LH: She was a matriarchal equal and she treated us like we were all a bunch of artists working together.  She was painter and had that painters eyes, they way she formed shots and what she wanted to see.  We had a great DP on that project.  The only reason why that movie didn’t get as big of splash as “The Lost Boys” did was because it had a much bigger budget for their ad campaign.  Our first ad, and I hate saying it but its the truth, was the size of a business card.  But we loved working on that film.  She was cool and has always been cool.

MG: You are know, like you said earlier, for sci-fi and horror genre, but you were hysterical in the film “The Slammin’ Salmon”, do you like doing comedy?
LH: See, though you are picking up on the New York thing man [laughs].  You are picking up on my sense of humor which is really New York.  You know that kind of no bullshit…you can’t con me…my shit detector is working just great…fuck off.  You know that kind of thing.  That is where comedy comes from as far, as I am concerned, you paint a different picture of the same event.

MG: Tell us about your voice work for the TV series in “TRON: Uprising” for the character General Tesler?
LH: I have done some already, yep. But can’t tell you anything [laughs].  They are spending a lot of money and they want to do their thing.  I will tell you think though, I have really enjoyed it.  The director is cool as shit and demands things and I really like that.  I like the conflict and the demand, since I sure do not have all the answers.

MG: What other upcoming projects do you have coming up?
LH: The most important one is called “Ambush” from a script that Joe Bauer. We shot the first 20 minutes of the movie. It is a fight scene that lasts twenty pages. Joe is taking that and is using it to raise the money to finish the film.  It is a little more than the way it sounds.  He is putting up his own money and it is a beautiful piece of work.  I saw the finished product…he even put titles on it.  He really did it up well.
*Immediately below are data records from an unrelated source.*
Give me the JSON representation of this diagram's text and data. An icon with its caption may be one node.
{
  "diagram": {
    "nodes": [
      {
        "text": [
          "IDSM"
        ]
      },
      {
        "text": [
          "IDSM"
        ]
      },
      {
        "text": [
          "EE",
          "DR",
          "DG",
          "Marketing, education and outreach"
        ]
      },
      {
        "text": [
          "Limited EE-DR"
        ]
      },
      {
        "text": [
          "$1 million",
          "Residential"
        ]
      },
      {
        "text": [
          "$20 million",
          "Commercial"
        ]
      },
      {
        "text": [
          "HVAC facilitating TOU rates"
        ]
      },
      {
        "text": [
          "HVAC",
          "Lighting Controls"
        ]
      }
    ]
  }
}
I am playing a guy like Ted Turner in it and I am sure that is the one I am going to enjoy doing a lot.

6 Replies to “Interview with Lance Henriksen”

  1. Thanks, Lance is such a cool dude and the book looks fantastic!

  2. A really succinct and outstanding interview Mike.

    There were loads of insightful pieces in there and lots of good information about the man as a man and actor. I enjoyed it.

    I didn’t realize Bill S. did a piece of art for Joe’s book but that makes sense. It looks like Trademark Bill S.

    The film BRING ME THE HEAD sounds like a great idea. I certainly hope that comes to fruition one day.

    I love the input you received from Lance on just how crucial his relationship was with Cameron. It is certainly the reason I know who Lance Henriksen is. He deserves a bit of credit to be sure, but Lance happily gives it.

    I think he also captures why Bigelow is one of those rare, successful female directors. She’s quite a strong, gifted director.

    Anyway, a fine job here and more evidence the book will be a corker!
    My only complaint Mike… I wanted more.